Best of luck in retirement, Robyn. Thanks for all the memories.

  • everton fc

    My wife’s “people” are not far from where Reggie was raised.

    I bet he’s given a role by Darryl, who loved him.

    Or, he could come back home to Calgary and the organization could find a role for him here. He’s all class. Always one of my favourite Flames.

  • Oh, Reggie.

    We loved you so.

    Phaneuf, Bouwmeester, Leopold, Hamrlik, Gauthier, Morris, Sarich and Aucoin. All good (or at least, in Phaneuf’s case, decent) defenders, but none of them can compare to Robyn Regehr.

    Reggie was more than just a Flame for me; he was an icon. Some may call him part of the “Old Boys’ Club” with Iginla, Conroy, Dion, Langkow, and even Cammalleri to an extent. To me, he was one of the best defenders in the league. I’ll never forget his endless destruction of one Ales Hemsky – a reason I loved him so much.

    Fare thee well, Robyn.

  • everton fc

    I was not impressed with the crosschecking on Hudler by Robin as well. He’s lost a few steps and become a goon. Time to hang em up! Not sure why crosschecking is not called more often in the nhl. The Queens , oops, I mean kings are looking slow and old in the tooth!

  • RedMan

    I remember when HNC interviewed Robyn on After Hours and was asked about his seeming love for plastering Hemsky into the boards. He said it all started when Hemsky crosschecked him in the face. After that, he said, it was on every night, and I am sure Hemsky would take back the cross check if he could.

    the clip of this used to be available on youtube but i can’t find it, haven’t been able to for w while. i bet CBC made em take it down.

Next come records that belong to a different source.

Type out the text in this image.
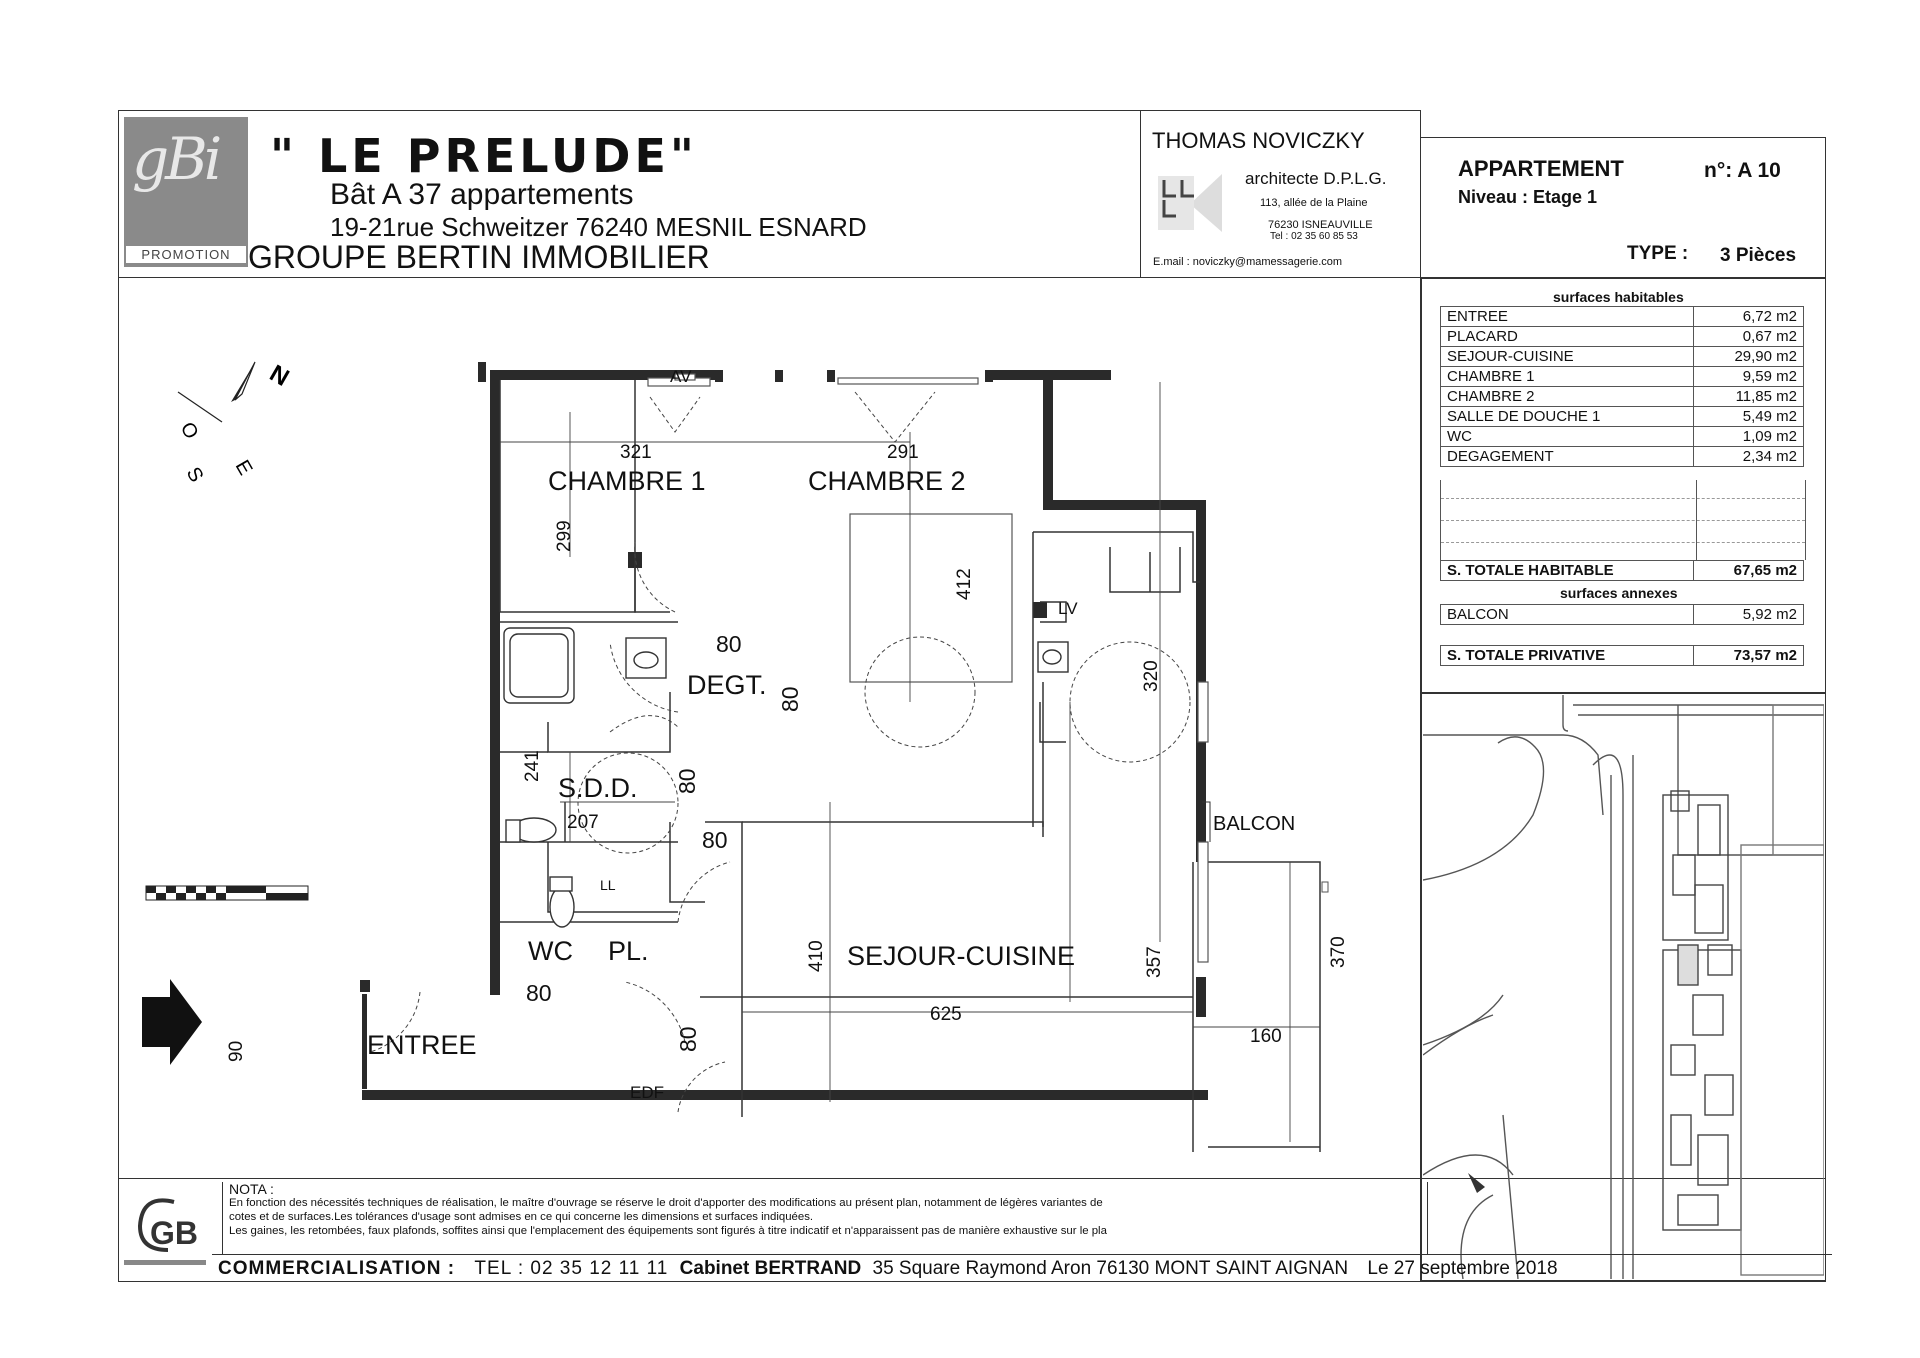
gBi
PROMOTION
" LE PRELUDE"
Bât A 37 appartements
19-21rue Schweitzer 76240 MESNIL ESNARD
GROUPE BERTIN IMMOBILIER
THOMAS NOVICZKY
architecte D.P.L.G.
113, allée de la Plaine
76230 ISNEAUVILLE
Tel : 02 35 60 85 53
E.mail : noviczky@mamessagerie.com
APPARTEMENT	n°: A 10
Niveau : Etage 1
TYPE : 3 Pièces
surfaces habitables
ENTREE	6,72 m2
PLACARD	0,67 m2
SEJOUR-CUISINE	29,90 m2
CHAMBRE 1	9,59 m2
CHAMBRE 2	11,85 m2
SALLE DE DOUCHE 1	5,49 m2
WC	1,09 m2
DEGAGEMENT	2,34 m2
S. TOTALE HABITABLE	67,65 m2
surfaces annexes
BALCON	5,92 m2
S. TOTALE PRIVATIVE	73,57 m2
N
O
S E	CHAMBRE 1	CHAMBRE 2
DEGT.
S.D.D.
SEJOUR-CUISINE
ENTREE
WC PL.
BALCON
LV
LL
EDF
AV
321	291
299
412
320
241
207
410	357	370
625
160
90
80
80
80
80
80
80
GB
NOTA :
En fonction des nécessités techniques de réalisation, le maître d'ouvrage se réserve le droit d'apporter des modifications au présent plan, notamment de légères variantes de
cotes et de surfaces.Les tolérances d'usage sont admises en ce qui concerne les dimensions et surfaces indiquées.
Les gaines, les retombées, faux plafonds, soffites ainsi que l'emplacement des équipements sont figurés à titre indicatif et n'apparaissent pas de manière exhaustive sur le pla
COMMERCIALISATION : TEL : 02 35 12 11 11 Cabinet BERTRAND 35 Square Raymond Aron 76130 MONT SAINT AIGNAN Le 27 septembre 2018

    I loved Regehr like all flames fans, but also cringed as he went after Gaudreau and Hudler. I thought he dislocated Hudler’s arm with that nasty series of crosschecks in front of the net.

  • RKD

    Reg had a great career and i’m sure no one is more relieved than Hemsky. Robyn crushed that guy, he was a great shutdown d-man. He is only 34 but my guess is while the mind may be telling him to keep going his body has stopped. He still played in 66 games and put up 13 points. It’s not like he’s missed too much time. He played in 79 games last season. Maybe the Kings told him he would not be offered a new contract. Depending on how the Voynov situation unfolds, LA will have some holes on d to fill.

  • RedMan

    Thanks Ryan for a great article with the two great clips!

    It always felt wrong to me more than others when Peter Maher would call Regehr’s name not as a Flame.

    I liked one of the locker room clips where Reggie referred to Bouwmeester as “Silent Bob”.

    It would be interesting to know What Giordano’s thoughts are on Reggie and what possible influence he may have had on him?

    Good luck and thanks “Rocket Robyn Regehr”!